Right now, the country is being run by people who flaunt their total lack of empathy, and have made that the organizing principle of their politics. And the so-called opposition party’s response is that we should all be less empathetic, actually. That caring about people is a losing strategy, so we should cut vulnerable people loose and, I don’t know, wear pink and hold up little auction paddles. But I think that, for most of us, trying to escape our responsibility to each other as humans only gets you a life like Harry, destroyed inside and out. Best-case scenario, you’ve got a saxophone and nothing else to keep you company.
Okay, just to start a little—I am a 37-year-old bougie Black girl, and a nerd, so Vanessa Lee Chester was my everything in the ‘90s. And still is, to a degree. She inspired me to learn how to do my own box braids at the beginning of the Covid lockdown, and I wear her comment on my post as a badge of honour to this day.
I sobbed every time I opened my lunchbox to find a tomato & mayo sandwich. Just thinking about the texture nauseates me.

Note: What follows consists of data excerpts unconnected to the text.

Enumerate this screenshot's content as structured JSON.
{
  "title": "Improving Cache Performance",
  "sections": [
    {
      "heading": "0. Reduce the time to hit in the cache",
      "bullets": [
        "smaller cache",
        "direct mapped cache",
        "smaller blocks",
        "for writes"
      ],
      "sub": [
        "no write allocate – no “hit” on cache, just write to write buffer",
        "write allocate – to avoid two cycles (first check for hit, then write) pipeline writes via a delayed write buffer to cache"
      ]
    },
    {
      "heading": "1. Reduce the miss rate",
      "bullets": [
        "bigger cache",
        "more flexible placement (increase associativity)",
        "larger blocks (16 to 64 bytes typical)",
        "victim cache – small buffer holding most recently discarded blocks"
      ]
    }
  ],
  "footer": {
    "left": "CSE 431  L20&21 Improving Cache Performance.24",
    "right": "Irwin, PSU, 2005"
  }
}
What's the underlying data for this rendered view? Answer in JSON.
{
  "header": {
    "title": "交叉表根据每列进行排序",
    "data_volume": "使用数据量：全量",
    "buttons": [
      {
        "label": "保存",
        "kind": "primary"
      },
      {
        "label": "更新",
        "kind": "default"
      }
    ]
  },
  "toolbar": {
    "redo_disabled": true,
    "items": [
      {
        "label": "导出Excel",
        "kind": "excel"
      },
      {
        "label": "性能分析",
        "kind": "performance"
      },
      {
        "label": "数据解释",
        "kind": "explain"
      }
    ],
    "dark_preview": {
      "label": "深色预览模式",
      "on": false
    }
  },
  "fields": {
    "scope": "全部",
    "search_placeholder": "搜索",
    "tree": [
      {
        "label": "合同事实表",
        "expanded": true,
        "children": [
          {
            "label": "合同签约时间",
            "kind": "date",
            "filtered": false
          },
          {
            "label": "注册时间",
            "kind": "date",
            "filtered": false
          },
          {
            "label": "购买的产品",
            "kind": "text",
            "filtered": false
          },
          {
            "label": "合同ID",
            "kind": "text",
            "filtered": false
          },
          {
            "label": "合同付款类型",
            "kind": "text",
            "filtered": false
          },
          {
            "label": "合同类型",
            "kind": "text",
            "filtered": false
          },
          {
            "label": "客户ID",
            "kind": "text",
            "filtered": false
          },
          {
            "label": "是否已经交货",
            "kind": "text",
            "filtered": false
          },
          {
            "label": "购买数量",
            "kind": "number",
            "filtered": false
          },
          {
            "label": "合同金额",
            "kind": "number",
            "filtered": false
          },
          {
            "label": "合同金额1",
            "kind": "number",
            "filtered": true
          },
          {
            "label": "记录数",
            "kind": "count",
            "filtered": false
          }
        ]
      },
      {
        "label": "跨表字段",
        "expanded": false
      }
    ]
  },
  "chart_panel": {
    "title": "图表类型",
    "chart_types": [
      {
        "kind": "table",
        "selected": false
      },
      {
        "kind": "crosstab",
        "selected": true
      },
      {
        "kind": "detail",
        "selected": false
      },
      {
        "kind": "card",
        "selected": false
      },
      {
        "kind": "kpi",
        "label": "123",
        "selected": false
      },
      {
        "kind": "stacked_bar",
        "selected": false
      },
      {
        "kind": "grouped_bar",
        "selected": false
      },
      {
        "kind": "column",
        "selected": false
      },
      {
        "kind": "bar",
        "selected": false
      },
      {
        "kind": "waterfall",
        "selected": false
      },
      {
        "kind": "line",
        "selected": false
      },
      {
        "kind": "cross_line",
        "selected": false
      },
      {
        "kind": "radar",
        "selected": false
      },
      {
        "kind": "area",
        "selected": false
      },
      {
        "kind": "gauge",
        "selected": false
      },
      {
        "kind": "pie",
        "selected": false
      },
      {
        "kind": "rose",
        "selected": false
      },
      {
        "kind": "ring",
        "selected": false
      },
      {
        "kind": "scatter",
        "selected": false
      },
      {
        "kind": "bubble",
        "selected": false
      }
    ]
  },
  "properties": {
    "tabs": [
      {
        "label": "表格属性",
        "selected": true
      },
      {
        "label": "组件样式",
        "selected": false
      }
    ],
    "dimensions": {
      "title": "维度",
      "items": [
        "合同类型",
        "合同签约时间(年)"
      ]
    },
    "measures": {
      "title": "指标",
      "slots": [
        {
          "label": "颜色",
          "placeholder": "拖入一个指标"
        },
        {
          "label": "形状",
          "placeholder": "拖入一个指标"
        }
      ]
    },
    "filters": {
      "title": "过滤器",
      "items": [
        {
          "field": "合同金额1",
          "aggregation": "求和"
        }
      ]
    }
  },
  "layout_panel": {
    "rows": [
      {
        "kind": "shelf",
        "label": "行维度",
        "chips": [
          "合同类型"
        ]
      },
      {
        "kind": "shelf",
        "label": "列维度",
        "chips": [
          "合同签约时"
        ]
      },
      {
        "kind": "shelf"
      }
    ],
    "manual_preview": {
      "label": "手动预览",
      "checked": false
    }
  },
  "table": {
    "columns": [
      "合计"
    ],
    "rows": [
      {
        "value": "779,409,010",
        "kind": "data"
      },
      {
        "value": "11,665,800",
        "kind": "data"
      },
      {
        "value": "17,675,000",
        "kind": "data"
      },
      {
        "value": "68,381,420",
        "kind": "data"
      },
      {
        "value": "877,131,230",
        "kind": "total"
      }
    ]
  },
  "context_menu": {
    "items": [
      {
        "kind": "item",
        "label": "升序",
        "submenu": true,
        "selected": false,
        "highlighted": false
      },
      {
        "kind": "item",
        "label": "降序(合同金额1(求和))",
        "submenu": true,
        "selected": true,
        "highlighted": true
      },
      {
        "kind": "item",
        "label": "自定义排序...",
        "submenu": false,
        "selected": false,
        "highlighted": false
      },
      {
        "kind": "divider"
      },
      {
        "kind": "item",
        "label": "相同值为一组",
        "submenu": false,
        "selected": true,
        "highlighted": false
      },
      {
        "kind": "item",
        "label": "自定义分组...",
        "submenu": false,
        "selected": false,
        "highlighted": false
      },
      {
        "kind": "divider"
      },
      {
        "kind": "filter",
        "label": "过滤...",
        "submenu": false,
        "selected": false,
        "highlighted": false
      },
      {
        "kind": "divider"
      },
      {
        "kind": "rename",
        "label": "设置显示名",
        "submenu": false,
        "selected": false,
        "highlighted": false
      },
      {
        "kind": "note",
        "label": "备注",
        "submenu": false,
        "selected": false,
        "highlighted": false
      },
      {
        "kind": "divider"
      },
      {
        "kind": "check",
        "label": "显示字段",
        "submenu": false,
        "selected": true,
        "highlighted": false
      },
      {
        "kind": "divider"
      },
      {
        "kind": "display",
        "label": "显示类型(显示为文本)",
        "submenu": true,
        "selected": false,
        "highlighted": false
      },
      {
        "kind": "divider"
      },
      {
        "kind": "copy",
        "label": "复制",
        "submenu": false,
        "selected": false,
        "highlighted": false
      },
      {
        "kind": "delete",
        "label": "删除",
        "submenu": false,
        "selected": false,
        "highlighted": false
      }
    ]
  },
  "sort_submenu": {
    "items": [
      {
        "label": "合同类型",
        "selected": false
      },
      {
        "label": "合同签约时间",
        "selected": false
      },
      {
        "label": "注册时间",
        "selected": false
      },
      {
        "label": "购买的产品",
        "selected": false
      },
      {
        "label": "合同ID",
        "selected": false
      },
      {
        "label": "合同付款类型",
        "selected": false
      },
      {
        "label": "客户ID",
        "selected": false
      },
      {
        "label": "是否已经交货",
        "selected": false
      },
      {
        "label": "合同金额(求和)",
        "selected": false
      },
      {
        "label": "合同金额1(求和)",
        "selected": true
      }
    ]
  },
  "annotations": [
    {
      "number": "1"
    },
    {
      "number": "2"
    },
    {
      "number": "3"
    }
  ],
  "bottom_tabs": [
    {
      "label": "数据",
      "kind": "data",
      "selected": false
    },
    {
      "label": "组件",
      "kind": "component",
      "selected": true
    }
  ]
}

As a fellow girl named Marion with abandonment issues, this is still as much a horror scene to me as Marion reading Harriet’s notebook is.
Attention must be paid to the theory that Enemy of the State is an unofficial sequel to The Conversation, with Gene Hackman reprising his role under a different name. It’s a theory I like, in part because by this point, his character has a cat! Growth!
I have no doubt that these exist, and are just as sad as this movie portrays them.
Thank you so much. Harriet the spy (book & movie) was a deep fixation for me for years (I ate a lot of soggy sandwiches for lunch as a result), this was def worth the wait. Can’t get right with people thinking the solution to our current situation is to *emulate* the people who want to say more slurs.
Thank you for recommending this double feature! My girlfriend had never seen The Conversation and I had never seen Harriet The Spy. We were both quite happy to have fixed that.